Worker that will execute a transform on a process.

Parameters

input_queue – the queue to listen to
output_queue – the queue to output the results
transform – the transform to be applied on each data queued
global_abort_event – specify when the jobs need to shutdown
local_abort_event – specify when the jobs need to shutdown but only for a given job executor
wait_time – process will sleep this amount of time when input queue is empty
seed – an int to seed random generators
synchronized_stop – the workers will NOT exit the process until this event is set to ensure the correct order of destruction of workers/threads/queues

Returns

None

trw.train.job_executor2.collect_results_to_main_process(job_session_id: multiprocessing.Value, jobs_queued: multiprocessing.Value, worker_output_queue: multiprocessing.Queue, output_queue: queue.Queue, global_abort_event: multiprocessing.Event, synchronized_stop: multiprocessing.Event, local_abort_event: multiprocessing.Event, stop_event: multiprocessing.Event, wait_time: float) → None¶

class trw.train.job_executor2.JobExecutor2(nb_workers: int, function_to_run: Callable[[trw.basic_typing.Batch], trw.basic_typing.Batch], max_queue_size_per_worker: int = 2, max_queue_size_pin_thread_per_worker: int = 3, max_queue_size_pin: Optional[int] = None, wait_time: float = default_queue_timeout, wait_until_processes_start: bool = True, restart_crashed_worker: bool = True)¶

Execute jobs on multiple processes.

At a high level, we have worker executing on multiple processes. Each worker will be fed by an input queue and results of the processing pushed to an output queue.

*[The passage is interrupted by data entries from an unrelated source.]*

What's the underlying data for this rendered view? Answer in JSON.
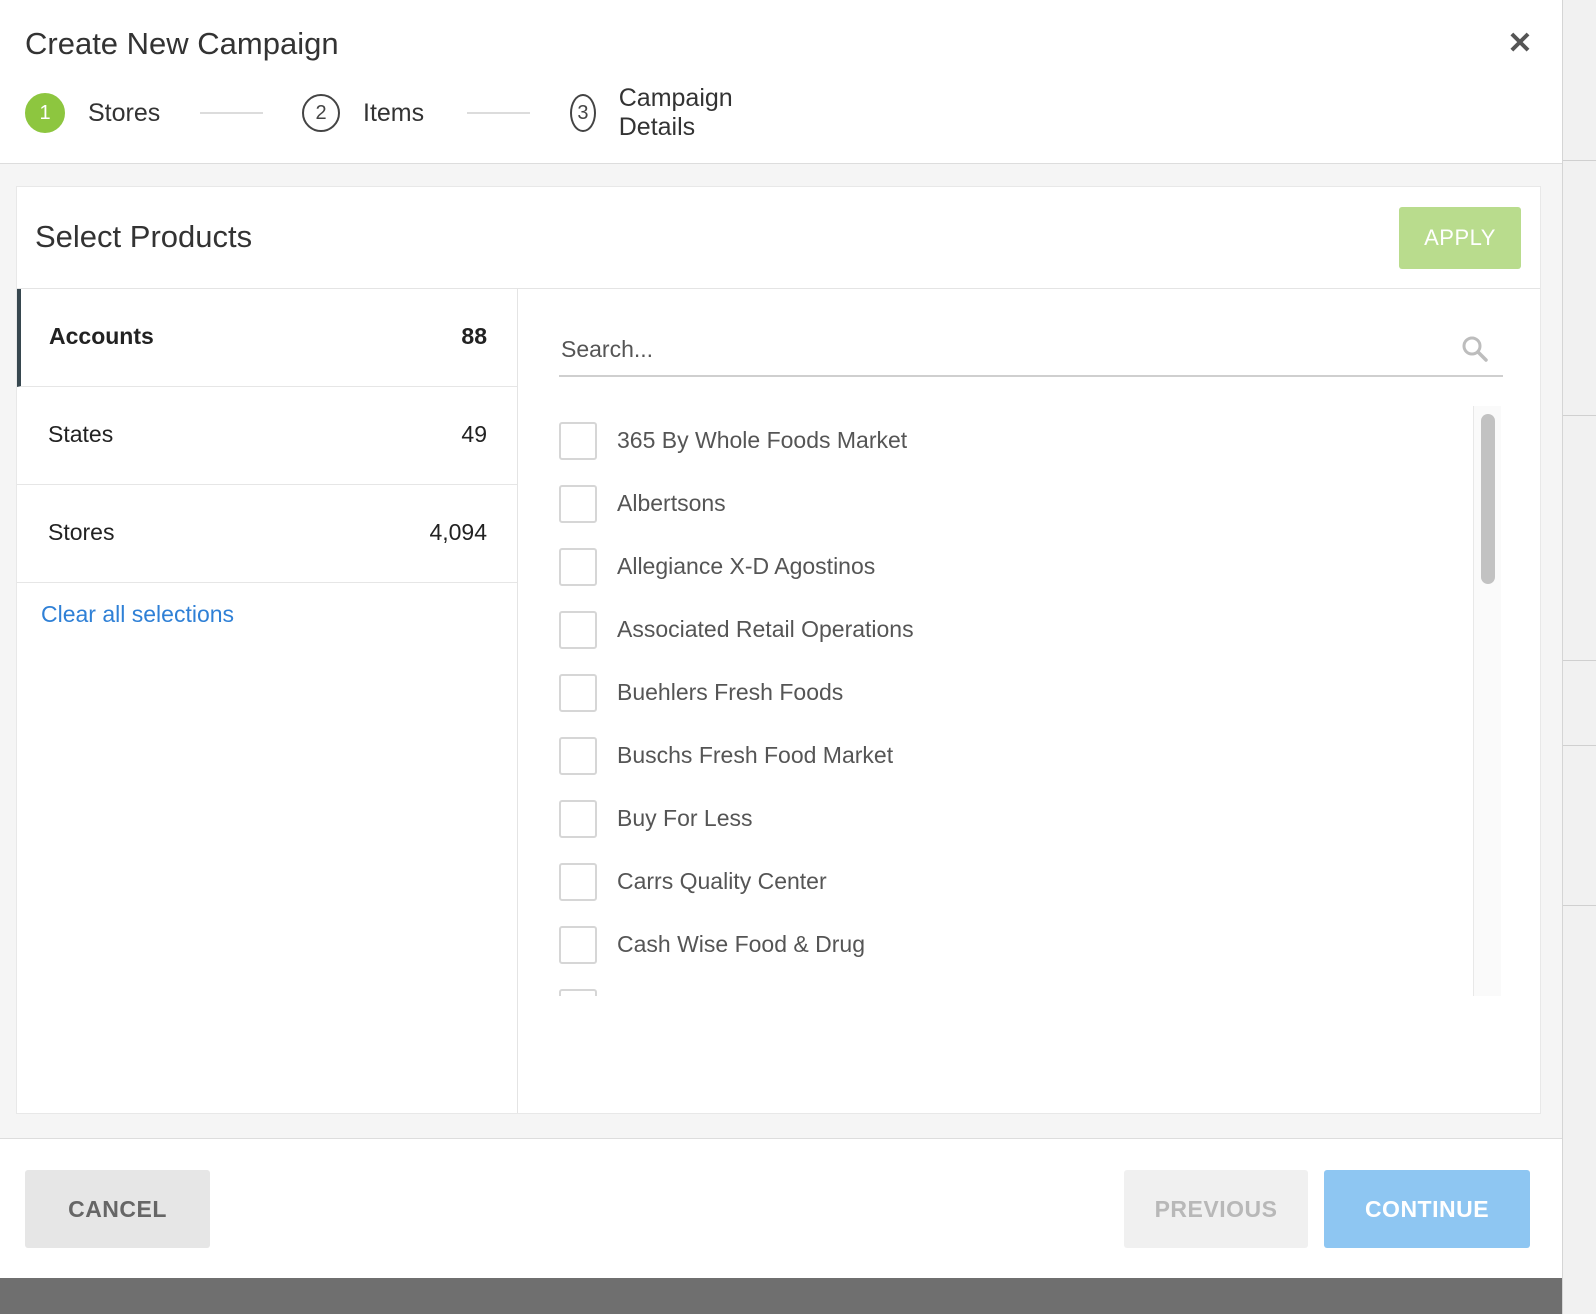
{
  "modal": {
    "title": "Create New Campaign",
    "close_icon": "close-icon",
    "close_glyph": "✕"
  },
  "stepper": {
    "steps": [
      {
        "number": "1",
        "label": "Stores",
        "active": true
      },
      {
        "number": "2",
        "label": "Items",
        "active": false
      },
      {
        "number": "3",
        "label": "Campaign Details",
        "active": false
      }
    ]
  },
  "card": {
    "title": "Select Products",
    "apply_label": "APPLY"
  },
  "facets": [
    {
      "label": "Accounts",
      "count": "88",
      "active": true
    },
    {
      "label": "States",
      "count": "49",
      "active": false
    },
    {
      "label": "Stores",
      "count": "4,094",
      "active": false
    }
  ],
  "clear_label": "Clear all selections",
  "search": {
    "placeholder": "Search...",
    "value": "",
    "icon": "search-icon"
  },
  "accounts": [
    {
      "label": "365 By Whole Foods Market",
      "checked": false
    },
    {
      "label": "Albertsons",
      "checked": false
    },
    {
      "label": "Allegiance X-D Agostinos",
      "checked": false
    },
    {
      "label": "Associated Retail Operations",
      "checked": false
    },
    {
      "label": "Buehlers Fresh Foods",
      "checked": false
    },
    {
      "label": "Buschs Fresh Food Market",
      "checked": false
    },
    {
      "label": "Buy For Less",
      "checked": false
    },
    {
      "label": "Carrs Quality Center",
      "checked": false
    },
    {
      "label": "Cash Wise Food & Drug",
      "checked": false
    }
  ],
  "footer": {
    "cancel_label": "CANCEL",
    "previous_label": "PREVIOUS",
    "continue_label": "CONTINUE"
  },
  "colors": {
    "step_active": "#8dc63f",
    "apply_bg": "#b9dc8d",
    "continue_bg": "#8ec6f2",
    "link": "#2f80d6",
    "facet_active_border": "#37474f"
  }
}
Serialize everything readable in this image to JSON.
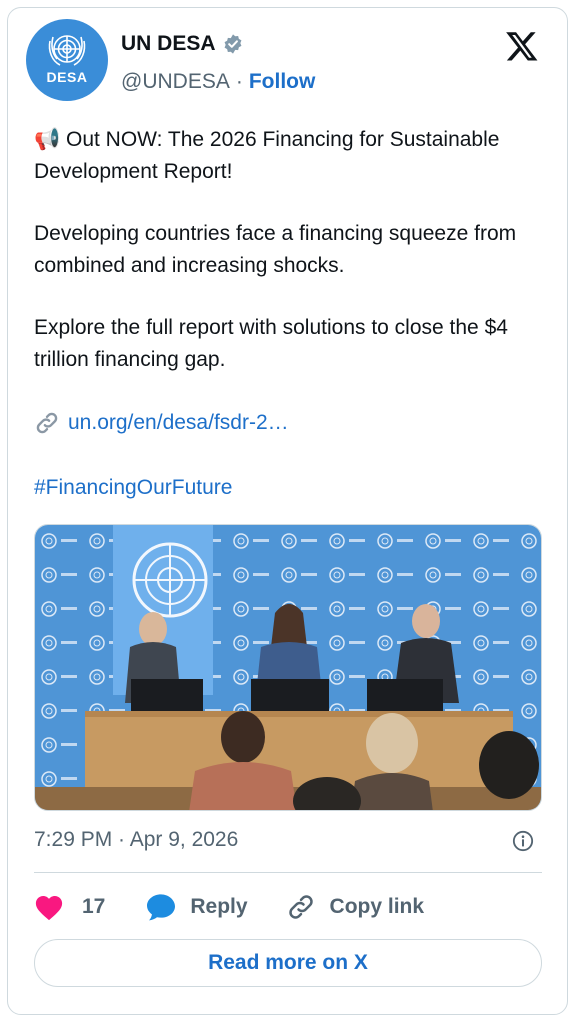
{
  "account": {
    "display_name": "UN DESA",
    "handle": "@UNDESA",
    "separator": "·",
    "follow_label": "Follow",
    "avatar_text": "DESA",
    "verified": true
  },
  "tweet": {
    "paragraphs": [
      "📢 Out NOW: The 2026 Financing for Sustainable Development Report!",
      "Developing countries face a financing squeeze from combined and increasing shocks.",
      "Explore the full report with solutions to close the $4 trillion financing gap."
    ],
    "link_text": "un.org/en/desa/fsdr-2…",
    "hashtag": "#FinancingOurFuture",
    "timestamp": "7:29 PM · Apr 9, 2026"
  },
  "actions": {
    "like_count": "17",
    "reply_label": "Reply",
    "copy_label": "Copy link",
    "read_more_label": "Read more on X"
  },
  "colors": {
    "accent": "#1d6fc9",
    "heart": "#f91880",
    "secondary_text": "#536471",
    "border": "#cfd9de",
    "avatar_bg": "#3a8dd8"
  },
  "icons": [
    "verified-badge-icon",
    "x-logo-icon",
    "link-icon",
    "info-icon",
    "heart-icon",
    "reply-bubble-icon",
    "copy-link-icon"
  ]
}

Pushing data on a queue is very fast BUT retrieving it from a different process takes time. Even if PyTorch claims to have memory shared arrays, retrieving a large array from a queue has a linear runtime complexity (still true with pytorch 1.11). To limit this copy penalty, we can use threads that copy from the worker process to the main process (pinning threads. Here, sharing data between threads is almost free).

Notes

This class was designed for maximum speed and not reproducibility in mind.
The processed of jobs will not keep their ordering.
the proper destruction of the job executor is the most difficult part with risk of process hangs or memory leaks:
- first threads and processes are signaled to stop their processing and avoid pushing results to queues
- queues are emptied to avoid memory leaks (in case of abrupt termination)
- queues are joined
- processes are joined
- threads are joined

start(self, timeout: float = 10.0) → None¶

Start the processes and queues.

Parameters: timeout –

Returns:

close(self, timeout: float = 10) → None¶

Stops the processes and threads.

Parameters: timeout – time allowed for the threads and processes to shutdown cleanly before using terminate()

is_full(self) → bool¶

Check if the worker input queues are full.

Returns: True if full, False otherwise

put(self, data: trw.basic_typing.Batch) → bool¶

Queue a batch of data to be processed.

Warning

if the queues are full, the batch will NOT be appended

Parameters: data – a batch of data to process
Returns: True if the batch was successfully appended, False otherwise.

is_idle(self) → bool¶

Returns: True if the executor is not currently processing jobs

_check_process_killed_and_restart(self)¶: Verify the workers are alive. If not, restart a new process.

job_report(self, f=sys.stdout)¶: Summary of the executor state. Useful for debugging.

reset(self)¶

Reset the input and output queues as well as job session IDs.

The results of the jobs that have not yet been calculated will be discarded

__del__(self)¶